I can’t recall what type of day it was. I can’t recall what I wore, or the names of the new people I met. I can’t actually remember the name. But I do remember the apprehension I felt, I do remember the little hands and the tiny toes. Mostly, I remember the feeling of the little head between my nervous fingertips.
My first autopsy was of a 22-week-old foetus who didn’t make it.
I remember my curiosity stopping dead, to be replaced with a feeling I cannot quite put a word to. The touch of the skull bones floating freely beneath such delicate skin was strange. These bones had not been exposed to those final few months in the womb that provide their fusion, and so with even the most delicate touch they could provide not an ounce of resistance. We all realise babies are delicate creatures. Yet this small body, in this quiet moment, embodied fragility. The little bones, attempting to make a little skull, which might then house a little brain. A brain that would now never think thoughts, attached to these eyes that would never see sights.
Most days my wife and I discuss a future life with babies. We’ve each got nieces and nephews and like many want-to-be parents we spend the drive home from family events pondering an approach to parenting. We discuss how we might deliver discipline; we argue about names; we picture the cot, the bibs, the vomit and the nappies. These have always been conversations that ended with smiles and a one-day-soon-twinkle in our eyes.
I once read that we are who we are because of what we’ve seen and done. I’ve now seen those little toes, and touched that delicate skin. I now think of the world a little differently.
So much is taken for granted when daydreaming about a future life building a family. We often assume all will go well, we expect all to go well. But with this experience it was clear that at times it doesn’t all go well, and although I know that the majority of children do enter the world without hiccup, this experience was humbling. It brought home certain realities that couples often don’t consider. The reality that some foetuses simply don’t develop properly. Some do not get to breathe that first breath, to think those thoughts or see those sights.

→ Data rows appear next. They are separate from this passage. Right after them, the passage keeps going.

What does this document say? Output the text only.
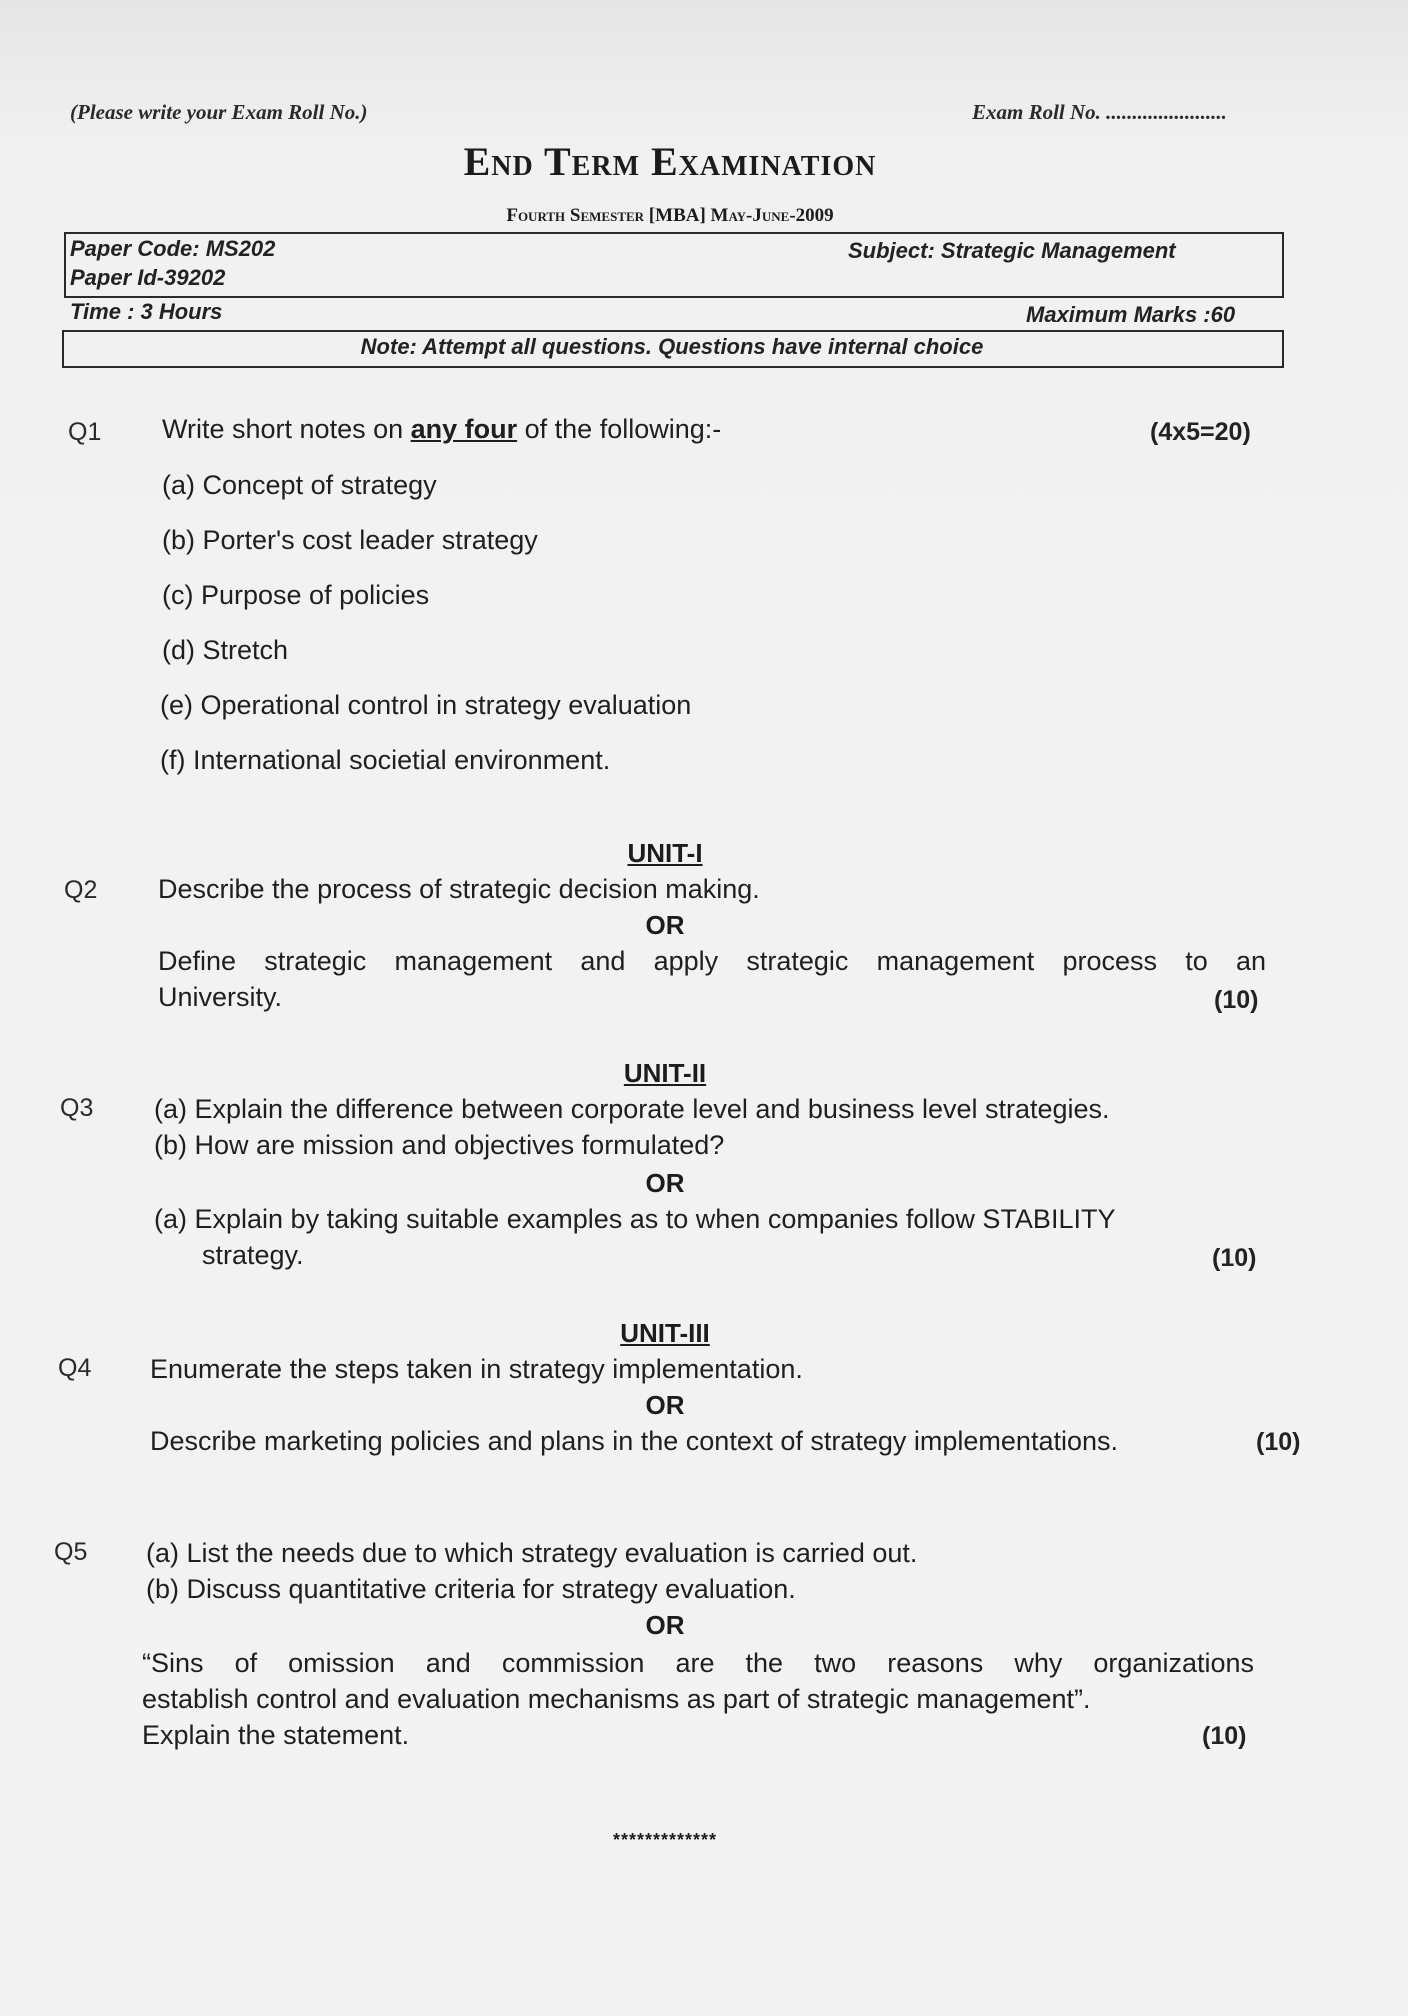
(Please write your Exam Roll No.)	Exam Roll No. .......................
End Term Examination
Fourth Semester [MBA] May-June-2009
Paper Code: MS202
Paper Id-39202
Subject: Strategic Management
Time : 3 Hours	Maximum Marks :60
Note: Attempt all questions. Questions have internal choice
Q1 Write short notes on any four of the following:-	(4x5=20)
(a) Concept of strategy
(b) Porter's cost leader strategy
(c) Purpose of policies
(d) Stretch
(e) Operational control in strategy evaluation
(f) International societial environment.
UNIT-I
Q2 Describe the process of strategic decision making.
OR
Define strategic management and apply strategic management process to an
University.	(10)
UNIT-II
Q3 (a) Explain the difference between corporate level and business level strategies.
(b) How are mission and objectives formulated?
OR
(a) Explain by taking suitable examples as to when companies follow STABILITY
strategy.	(10)
UNIT-III
Q4 Enumerate the steps taken in strategy implementation.
OR
Describe marketing policies and plans in the context of strategy implementations.	(10)
Q5 (a) List the needs due to which strategy evaluation is carried out.
(b) Discuss quantitative criteria for strategy evaluation.
OR
“Sins of omission and commission are the two reasons why organizations
establish control and evaluation mechanisms as part of strategic management”.
Explain the statement.	(10)
*************
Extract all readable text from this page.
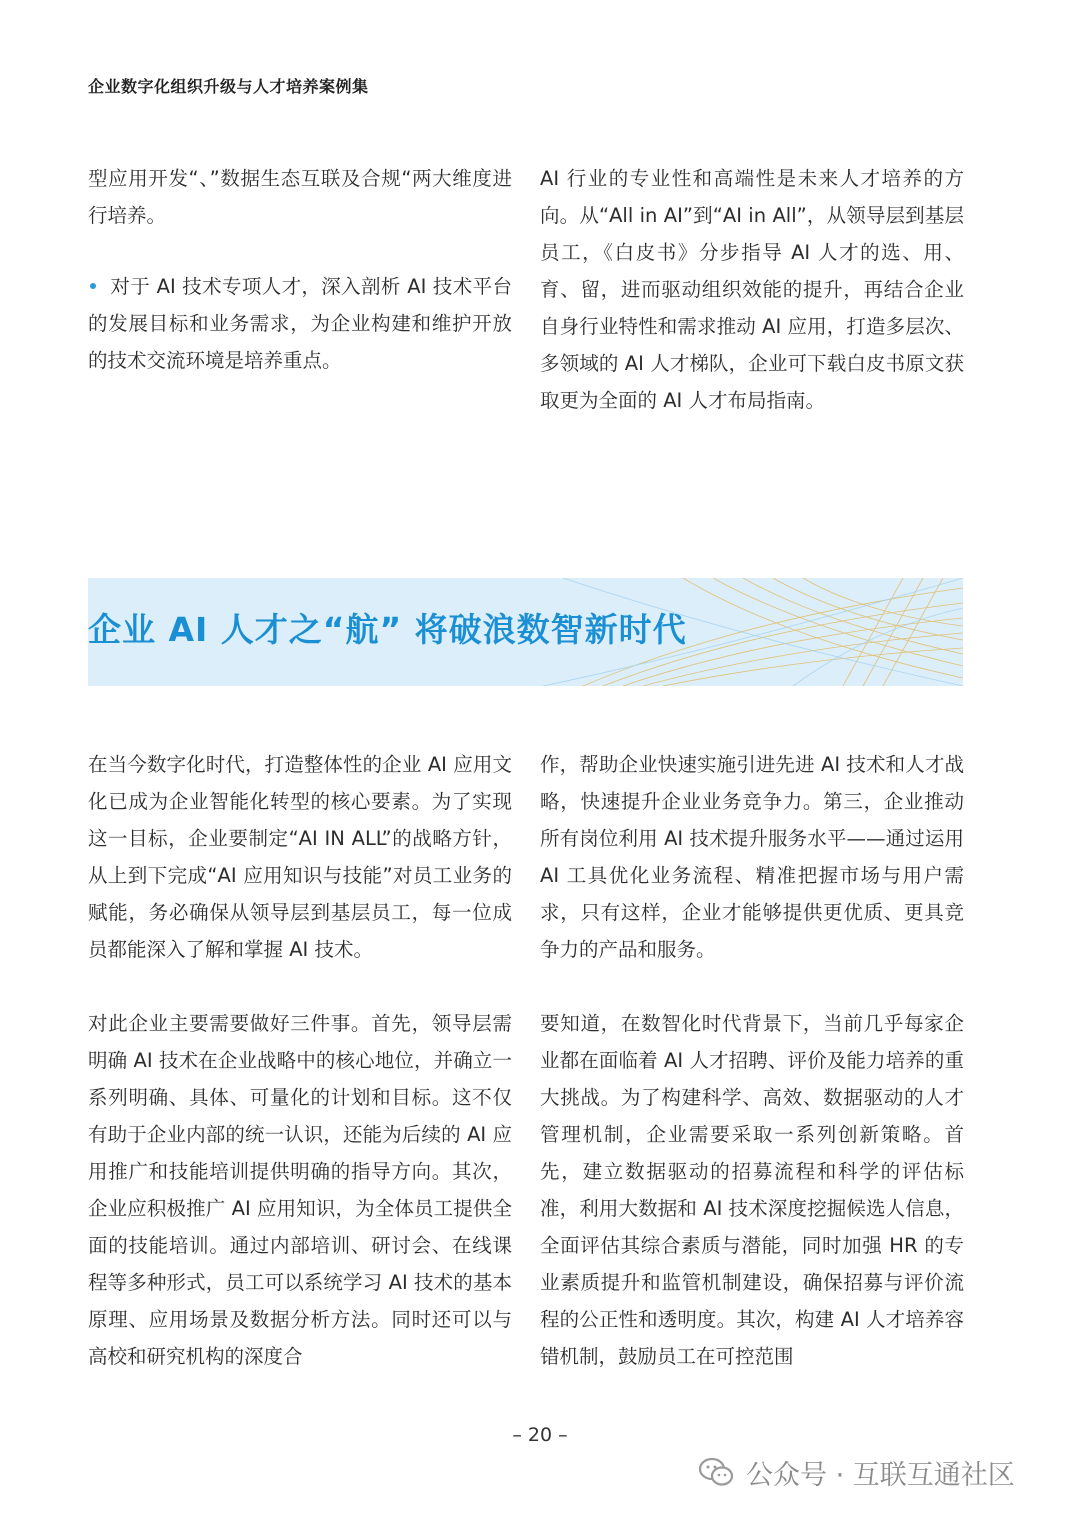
企业数字化组织升级与人才培养案例集

型应用开发“、”数据生态互联及合规“两大维度进行培养。

对于 AI 技术专项人才，深入剖析 AI 技术平台的发展目标和业务需求，为企业构建和维护开放的技术交流环境是培养重点。

AI 行业的专业性和高端性是未来人才培养的方向。从“All in AI”到“AI in All”，从领导层到基层员工，《白皮书》分步指导 AI 人才的选、用、育、留，进而驱动组织效能的提升，再结合企业自身行业特性和需求推动 AI 应用，打造多层次、多领域的 AI 人才梯队，企业可下载白皮书原文获取更为全面的 AI 人才布局指南。

企业 AI 人才之“航” 将破浪数智新时代

在当今数字化时代，打造整体性的企业 AI 应用文化已成为企业智能化转型的核心要素。为了实现这一目标，企业要制定“AI IN ALL”的战略方针，从上到下完成“AI 应用知识与技能”对员工业务的赋能，务必确保从领导层到基层员工，每一位成员都能深入了解和掌握 AI 技术。

对此企业主要需要做好三件事。首先，领导层需明确 AI 技术在企业战略中的核心地位，并确立一系列明确、具体、可量化的计划和目标。这不仅有助于企业内部的统一认识，还能为后续的 AI 应用推广和技能培训提供明确的指导方向。其次，企业应积极推广 AI 应用知识，为全体员工提供全面的技能培训。通过内部培训、研讨会、在线课程等多种形式，员工可以系统学习 AI 技术的基本原理、应用场景及数据分析方法。同时还可以与高校和研究机构的深度合

作，帮助企业快速实施引进先进 AI 技术和人才战略，快速提升企业业务竞争力。第三，企业推动所有岗位利用 AI 技术提升服务水平——通过运用 AI 工具优化业务流程、精准把握市场与用户需求，只有这样，企业才能够提供更优质、更具竞争力的产品和服务。

要知道，在数智化时代背景下，当前几乎每家企业都在面临着 AI 人才招聘、评价及能力培养的重大挑战。为了构建科学、高效、数据驱动的人才管理机制，企业需要采取一系列创新策略。首先，建立数据驱动的招募流程和科学的评估标准，利用大数据和 AI 技术深度挖掘候选人信息，全面评估其综合素质与潜能，同时加强 HR 的专业素质提升和监管机制建设，确保招募与评价流程的公正性和透明度。其次，构建 AI 人才培养容错机制，鼓励员工在可控范围

– 20 –
公众号 · 互联互通社区
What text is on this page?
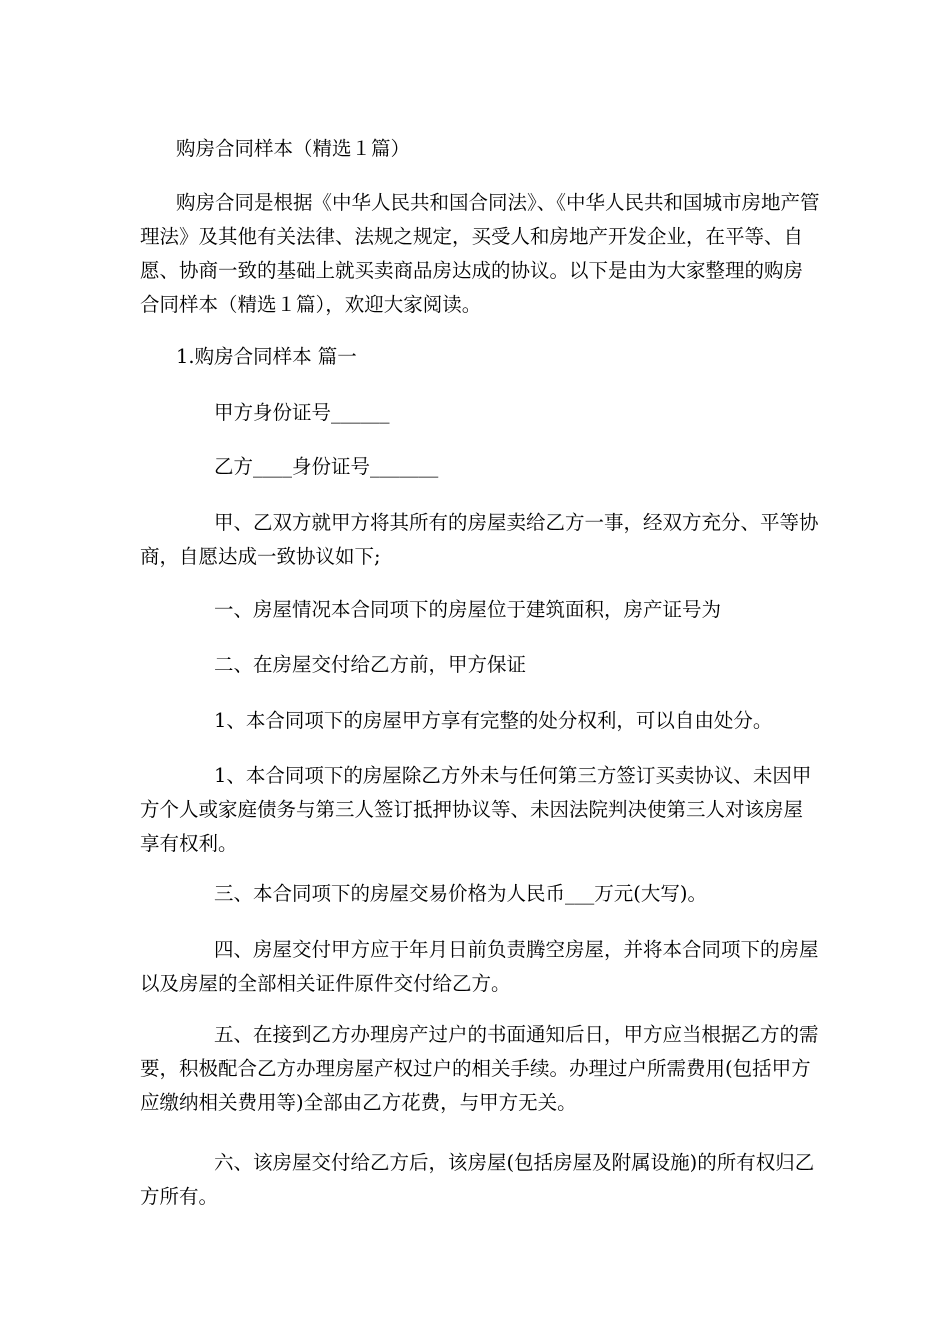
购房合同样本（精选１篇）

购房合同是根据《中华人民共和国合同法》、《中华人民共和国城市房地产管理法》及其他有关法律、法规之规定，买受人和房地产开发企业，在平等、自愿、协商一致的基础上就买卖商品房达成的协议。以下是由为大家整理的购房合同样本（精选１篇），欢迎大家阅读。

1.购房合同样本 篇一

甲方身份证号______

乙方____身份证号_______

甲、乙双方就甲方将其所有的房屋卖给乙方一事，经双方充分、平等协商，自愿达成一致协议如下;

一、房屋情况本合同项下的房屋位于建筑面积，房产证号为

二、在房屋交付给乙方前，甲方保证

1、本合同项下的房屋甲方享有完整的处分权利，可以自由处分。

1、本合同项下的房屋除乙方外未与任何第三方签订买卖协议、未因甲方个人或家庭债务与第三人签订抵押协议等、未因法院判决使第三人对该房屋享有权利。

三、本合同项下的房屋交易价格为人民币___万元(大写)。

四、房屋交付甲方应于年月日前负责腾空房屋，并将本合同项下的房屋以及房屋的全部相关证件原件交付给乙方。

五、在接到乙方办理房产过户的书面通知后日，甲方应当根据乙方的需要，积极配合乙方办理房屋产权过户的相关手续。办理过户所需费用(包括甲方应缴纳相关费用等)全部由乙方花费，与甲方无关。

六、该房屋交付给乙方后，该房屋(包括房屋及附属设施)的所有权归乙方所有。
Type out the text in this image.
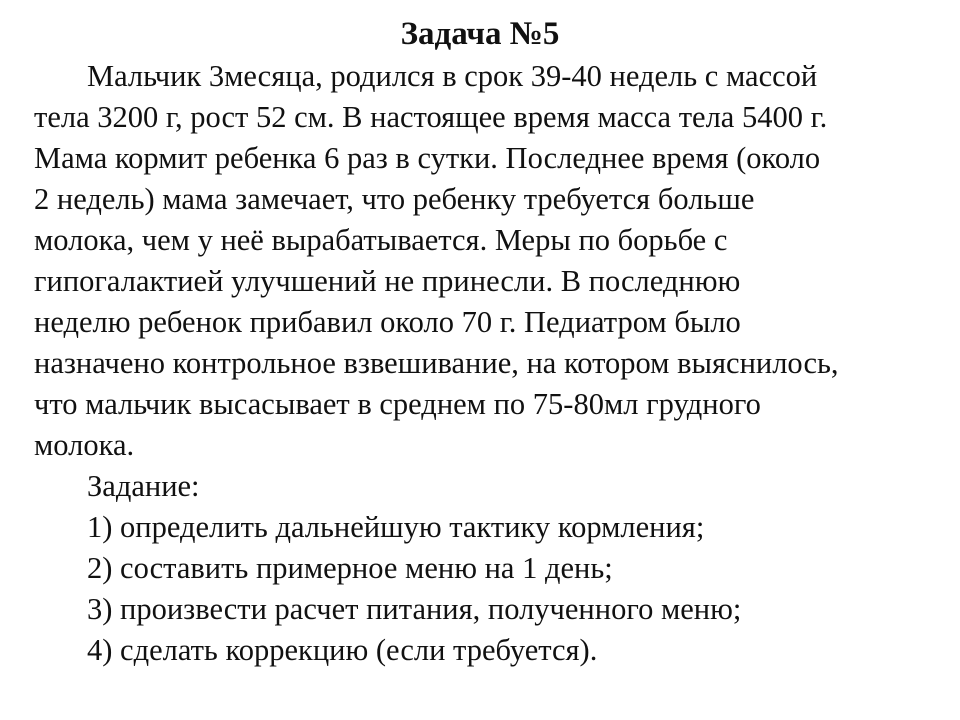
Задача №5
Мальчик 3месяца, родился в срок 39-40 недель с массой
тела 3200 г, рост 52 см. В настоящее время масса тела 5400 г.
Мама кормит ребенка 6 раз в сутки. Последнее время (около
2 недель) мама замечает, что ребенку требуется больше
молока, чем у неё вырабатывается. Меры по борьбе с
гипогалактией улучшений не принесли. В последнюю
неделю ребенок прибавил около 70 г. Педиатром было
назначено контрольное взвешивание, на котором выяснилось,
что мальчик высасывает в среднем по 75-80мл грудного
молока.
Задание:
1) определить дальнейшую тактику кормления;
2) составить примерное меню на 1 день;
3) произвести расчет питания, полученного меню;
4) сделать коррекцию (если требуется).
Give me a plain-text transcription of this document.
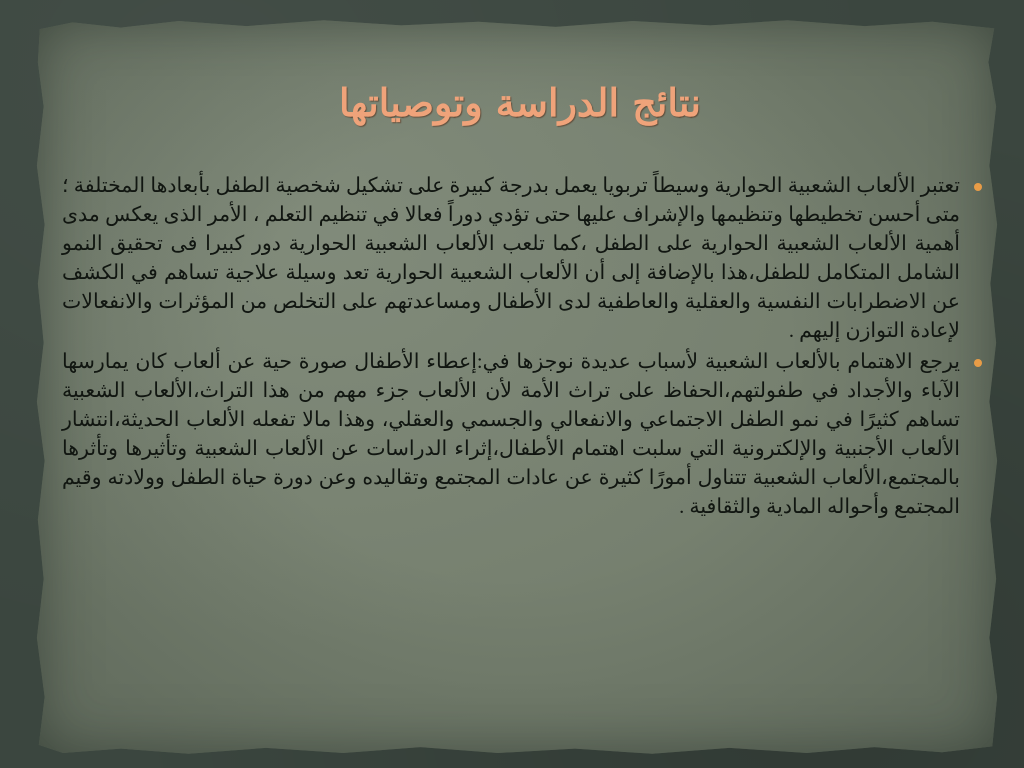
نتائج الدراسة وتوصياتها
تعتبر الألعاب الشعبية الحوارية وسيطاً تربويا يعمل بدرجة كبيرة على تشكيل شخصية الطفل بأبعادها المختلفة ؛ متى أحسن تخطيطها وتنظيمها والإشراف عليها حتى تؤدي دوراً فعالا في تنظيم التعلم ، الأمر الذى يعكس مدى أهمية الألعاب الشعبية الحوارية على الطفل ،كما تلعب الألعاب الشعبية الحوارية دور كبيرا فى تحقيق النمو الشامل المتكامل للطفل،هذا بالإضافة إلى أن الألعاب الشعبية الحوارية تعد وسيلة علاجية تساهم في الكشف عن الاضطرابات النفسية والعقلية والعاطفية لدى الأطفال ومساعدتهم على التخلص من المؤثرات والانفعالات لإعادة التوازن إليهم .
يرجع الاهتمام بالألعاب الشعبية لأسباب عديدة نوجزها في:إعطاء الأطفال صورة حية عن ألعاب كان يمارسها الآباء والأجداد في طفولتهم،الحفاظ على تراث الأمة لأن الألعاب جزء مهم من هذا التراث،الألعاب الشعبية تساهم كثيرًا في نمو الطفل الاجتماعي والانفعالي والجسمي والعقلي، وهذا مالا تفعله الألعاب الحديثة،انتشار الألعاب الأجنبية والإلكترونية التي سلبت اهتمام الأطفال،إثراء الدراسات عن الألعاب الشعبية وتأثيرها وتأثرها بالمجتمع،الألعاب الشعبية تتناول أمورًا كثيرة عن عادات المجتمع وتقاليده وعن دورة حياة الطفل وولادته وقيم المجتمع وأحواله المادية والثقافية .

In the case of my first autopsy, a congenital heart defect meant these would-be parents had to pause their plans. They had been dealt a swift blow to their dreams, and were likely devastated. The clinical picture was a challenging one: late-30s parents, no children, IVF pregnancy, previous attempts without success. All the while they would have been having their own discussions. They would have had their own ideas about discipline, their own arguments about names. They would have pictured the cot and the bibs. I can imagine the excitement in their eyes when they learned they had conceived, but I cannot imagine the anguish they felt when the ultrasound showed a heart not up to the challenge.
The next family chat my wife and I had was a little more difficult. It was laced with a little bit of fear. Perhaps I should say that it had some realism mixed in with the optimism. I was picturing the toes and remembering the delicate little bones and so we talked. We talked about the fact that things can go wrong, the fact that deciding to attempt to build a family is just that – an attempt. It isn’t simply a decision that equates success and a crib. It is only a decision to chase the dream, a decision to try to create that dream. We talked about the fact that it can be a risky decision, that it will likely be hard. But it is a decision we want to make, it is a risk we want to take. We believe that it is often the difficult things in life that are most worthwhile, so we want to try.